Bandar Lampung, 2 Februari 2026
Kelompok mahasiswa Kuliah Kerja Nyata (KKN) Universitas Lampung Pidada 1 melaksanakan pembangunan vertikal garden di area pekarangan Kelurahan Pidada, Kecamatan Panjang, Kota Bandar Lampung. Program ini merupakan salah satu upaya mahasiswa KKN dalam menjawab keterbatasan lahan yang dimiliki wilayah perkotaan dengan kepadatan penduduk yang tinggi.
Vertikal garden ini diinstal di area depan tembok Kantor Kelurahan Pidada, tepat di dekat taman TOGA (Tanaman Obat Keluarga) yang telah ada sebelumnya. Lokasi ini dipilih agar taman vertikal dapat dengan mudah diakses oleh masyarakat serta berfungsi sebagai sarana edukasi mengenai pemanfaatan ruang sempit secara produktif.
Pembangunan vertikal garden diinisiasi berdasarkan hasil observasi mahasiswa KKN terhadap kondisi Kelurahan Pidada yang memiliki keterbatasan lahan terbuka. Kepadatan permukiman menyebabkan masyarakat sulit untuk menanam tanaman pangan maupun tanaman obat di pekarangan rumah. Oleh karena itu, konsep taman vertikal dinilai menjadi solusi yang tepat karena memungkinkan kegiatan bercocok tanam dilakukan dengan memanfaatkan tembok atau dinding bangunan.

Vertikal garden yang dibangun oleh mahasiswa KKN Pidada 1 terdiri dari empat susun, sehingga mampu menampung lebih banyak tanaman tanpa memerlukan lahan yang luas.

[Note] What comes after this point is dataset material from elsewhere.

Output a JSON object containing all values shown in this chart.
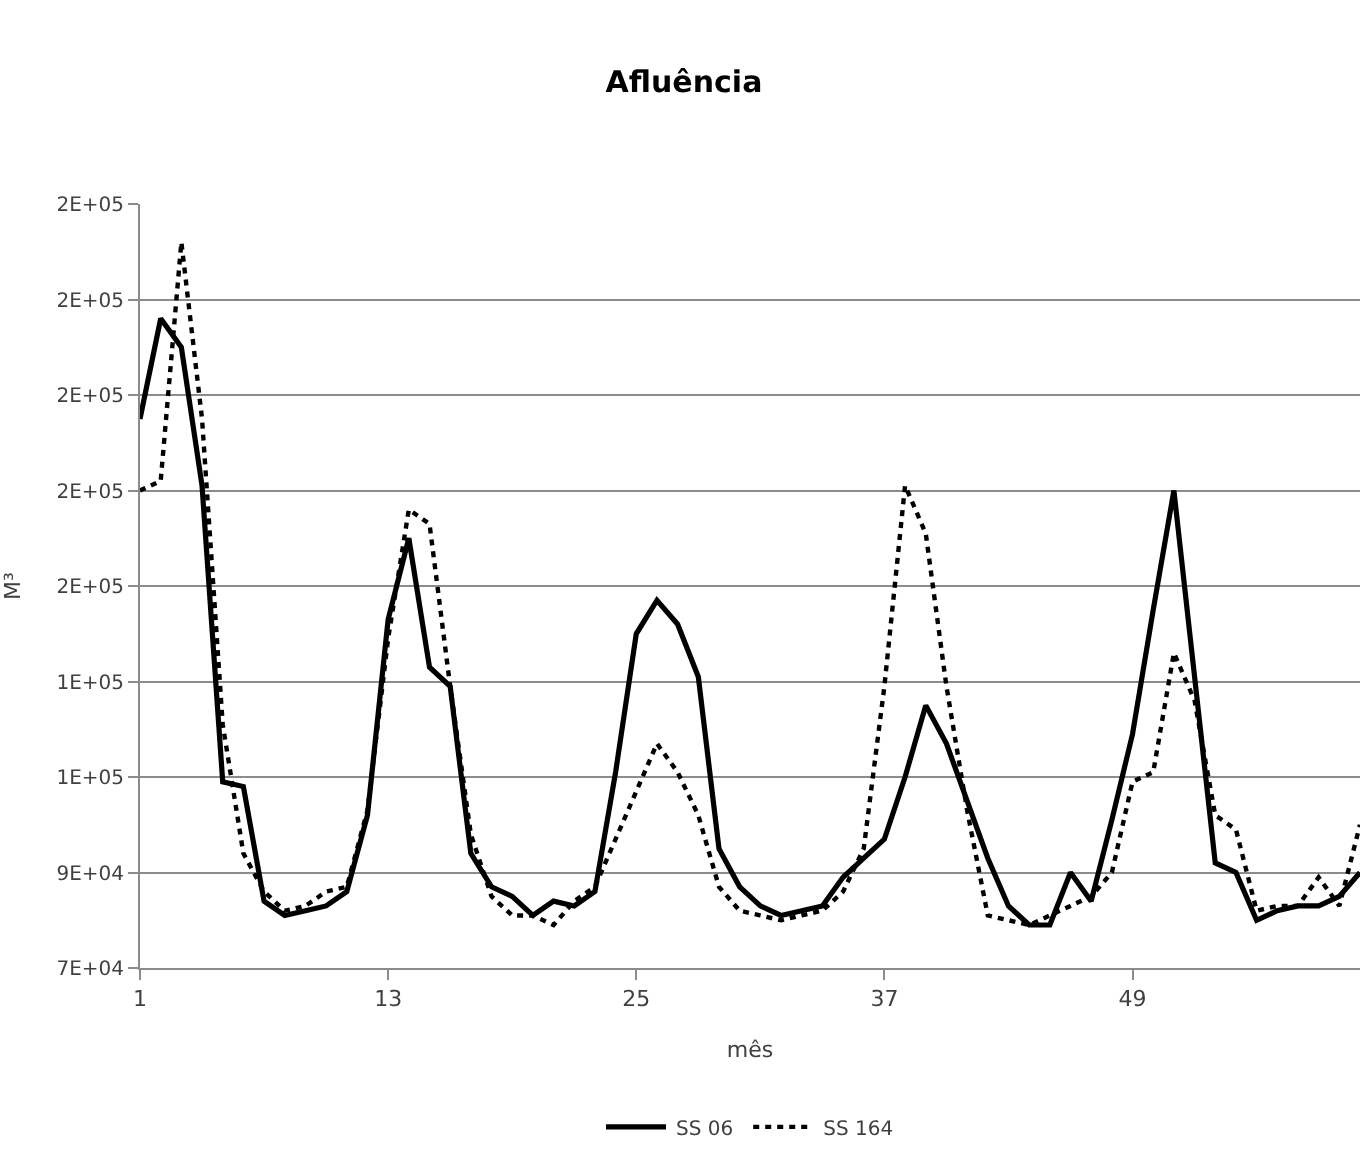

Setiap susun dimanfaatkan secara optimal untuk menanam berbagai jenis tanaman, mulai dari sayur-mayur hingga tanaman obat keluarga. Tanaman tersebut diharapkan dapat dimanfaatkan oleh masyarakat sebagai sumber pangan tambahan serta alternatif pemenuhan kebutuhan tanaman herbal.
Melalui sistem vertikal, tanaman disusun secara bertingkat sehingga lebih hemat ruang, mudah dirawat, dan cocok diterapkan di lingkungan permukiman padat. Selain itu, vertikal garden juga memberikan nilai estetika bagi lingkungan sekitar, menjadikan area pekarangan kelurahan terlihat lebih hijau dan asri.
Melalui pembangunan vertikal garden empat susun ini, mahasiswa KKN Universitas Lampung berharap dapat memberikan contoh nyata pemanfaatan ruang terbatas yang berkelanjutan. Program ini diharapkan mampu mendorong masyarakat Kelurahan Pidada untuk mengadopsi konsep serupa di lingkungan rumah masing-masing, sehingga keterbatasan lahan tidak lagi menjadi penghalang untuk tetap produktif dan mandiri dalam bercocok tanam.